11 septembre 2022

Temps de lecture : 7 min

Pubard de génie, Eric Hollander conseille depuis Bruxelles ses marques, à Paris, à Amsterdam ou ailleurs…

Il tient enfin sa certification B-corp ! Dans la série Pubards de génie, INfluencia demande Eric Hollander. Citoyen indiscipliné comme il le dit lui-même, tout en étant engagé, depuis ses débuts, il n’a songé que récemment à rentrer dans le process de labellisation. Grand publicitaire cosmopolite, patron de Air qu’il devait au départ créer avec Bruno Le Moult, décédé en mer à Formentera, il le fera finalement avec Tho Van Tran. Un Parcours de grand publicitaire qui n’en fait pas trop, mais veut que son agence devienne «la première zéro émission de conneries !».

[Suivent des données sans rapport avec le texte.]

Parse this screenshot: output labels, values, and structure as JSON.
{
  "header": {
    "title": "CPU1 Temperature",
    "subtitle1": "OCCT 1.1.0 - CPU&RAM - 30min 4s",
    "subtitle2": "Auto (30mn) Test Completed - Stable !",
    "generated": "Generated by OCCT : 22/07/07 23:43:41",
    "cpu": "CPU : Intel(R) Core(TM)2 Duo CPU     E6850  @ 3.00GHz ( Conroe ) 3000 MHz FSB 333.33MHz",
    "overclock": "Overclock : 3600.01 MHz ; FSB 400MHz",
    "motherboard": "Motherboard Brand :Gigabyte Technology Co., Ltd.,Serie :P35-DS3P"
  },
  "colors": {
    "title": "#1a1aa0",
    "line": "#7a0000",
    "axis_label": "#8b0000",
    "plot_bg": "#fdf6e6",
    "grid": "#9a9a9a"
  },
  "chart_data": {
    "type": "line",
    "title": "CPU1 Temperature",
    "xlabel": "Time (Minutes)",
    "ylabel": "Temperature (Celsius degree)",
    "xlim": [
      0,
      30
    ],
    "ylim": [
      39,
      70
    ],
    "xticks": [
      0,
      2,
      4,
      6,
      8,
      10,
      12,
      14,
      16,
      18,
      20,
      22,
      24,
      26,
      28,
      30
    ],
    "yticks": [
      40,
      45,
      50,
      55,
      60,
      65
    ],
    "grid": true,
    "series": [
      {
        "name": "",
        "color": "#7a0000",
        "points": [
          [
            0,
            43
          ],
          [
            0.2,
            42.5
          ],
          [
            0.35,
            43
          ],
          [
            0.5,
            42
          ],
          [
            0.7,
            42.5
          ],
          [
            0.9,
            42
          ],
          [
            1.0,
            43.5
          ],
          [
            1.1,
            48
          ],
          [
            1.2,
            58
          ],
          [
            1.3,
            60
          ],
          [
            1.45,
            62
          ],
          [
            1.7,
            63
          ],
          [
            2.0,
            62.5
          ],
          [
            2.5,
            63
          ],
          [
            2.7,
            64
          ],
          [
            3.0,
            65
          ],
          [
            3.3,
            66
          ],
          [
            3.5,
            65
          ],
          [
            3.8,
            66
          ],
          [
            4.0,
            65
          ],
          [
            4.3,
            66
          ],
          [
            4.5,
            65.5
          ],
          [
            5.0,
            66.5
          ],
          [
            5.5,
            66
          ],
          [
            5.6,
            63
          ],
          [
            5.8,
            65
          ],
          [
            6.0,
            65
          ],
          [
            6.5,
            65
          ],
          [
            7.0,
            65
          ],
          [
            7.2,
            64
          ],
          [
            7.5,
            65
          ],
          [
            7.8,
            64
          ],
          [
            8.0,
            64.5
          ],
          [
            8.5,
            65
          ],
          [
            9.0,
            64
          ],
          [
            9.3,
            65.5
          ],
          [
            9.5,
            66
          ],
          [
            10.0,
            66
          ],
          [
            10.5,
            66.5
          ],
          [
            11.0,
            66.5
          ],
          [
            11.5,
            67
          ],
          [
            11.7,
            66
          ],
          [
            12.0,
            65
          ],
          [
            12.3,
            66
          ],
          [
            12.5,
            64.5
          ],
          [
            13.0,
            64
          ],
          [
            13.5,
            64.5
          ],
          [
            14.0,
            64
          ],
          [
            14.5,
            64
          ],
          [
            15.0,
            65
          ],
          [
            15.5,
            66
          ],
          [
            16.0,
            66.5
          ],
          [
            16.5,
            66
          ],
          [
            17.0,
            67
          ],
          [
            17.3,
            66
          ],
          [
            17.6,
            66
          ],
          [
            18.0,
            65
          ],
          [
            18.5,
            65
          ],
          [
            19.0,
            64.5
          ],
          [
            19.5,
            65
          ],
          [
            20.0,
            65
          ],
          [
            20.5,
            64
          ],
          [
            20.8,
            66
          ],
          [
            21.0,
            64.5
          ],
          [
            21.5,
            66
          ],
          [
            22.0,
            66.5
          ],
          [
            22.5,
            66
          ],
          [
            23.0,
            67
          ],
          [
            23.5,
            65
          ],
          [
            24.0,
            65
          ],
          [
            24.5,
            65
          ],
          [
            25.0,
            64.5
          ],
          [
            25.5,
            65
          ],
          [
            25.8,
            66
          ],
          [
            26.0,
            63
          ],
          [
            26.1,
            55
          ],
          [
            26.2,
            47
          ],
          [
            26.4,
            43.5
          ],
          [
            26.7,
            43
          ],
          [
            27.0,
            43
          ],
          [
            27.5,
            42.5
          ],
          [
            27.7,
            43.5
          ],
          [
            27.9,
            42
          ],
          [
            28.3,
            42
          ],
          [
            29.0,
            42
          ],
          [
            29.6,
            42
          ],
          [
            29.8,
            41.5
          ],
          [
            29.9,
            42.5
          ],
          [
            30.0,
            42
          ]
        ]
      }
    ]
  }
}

INfluencia : vous êtes typiquement l’homme dont on peut dire que les rencontres ont influé sur toute votre longue carrière ?

Éric Hollander : Pas à mes touts débuts. Je savais dès mes 17 ans que je voulais être rédacteur, c’était de famille, même si j’hésitais un peu entre la révolution et la publicité. Les trois premières agences pour lesquelles je travaille à Bruxelles me virent pour indiscipline, et à 21 ans je finis par trouver un certain équilibre chez Success à Paris. C’est surtout là que je rencontre Tho Van Tran… Puis on entre ensemble chez Ogilvy… Deux ans plus tard, Christian Vince nous propose de le rejoindre chez DDB et là, vous avez raison, c’est mon socle que je vais constituer. A l’époque, pour un jeune créatif, DDB Paris est une proposition qui ne se refuse pas. Nous sommes entre 1985 et 1990, et rétrospectivement je me rends compte en les citant que je rencontre les futurs grands de la pub : Anne de Maupeou, Eric Galmard, Daniel Forh, Hervé Riffaut, Gabriel Gauthier, et Van bien sûr, qui deviendra non seulement mon ami, mon DA mais aussi, plus tard, mon associé. On est une grosse bande et nous passons 5 ans chez DDB.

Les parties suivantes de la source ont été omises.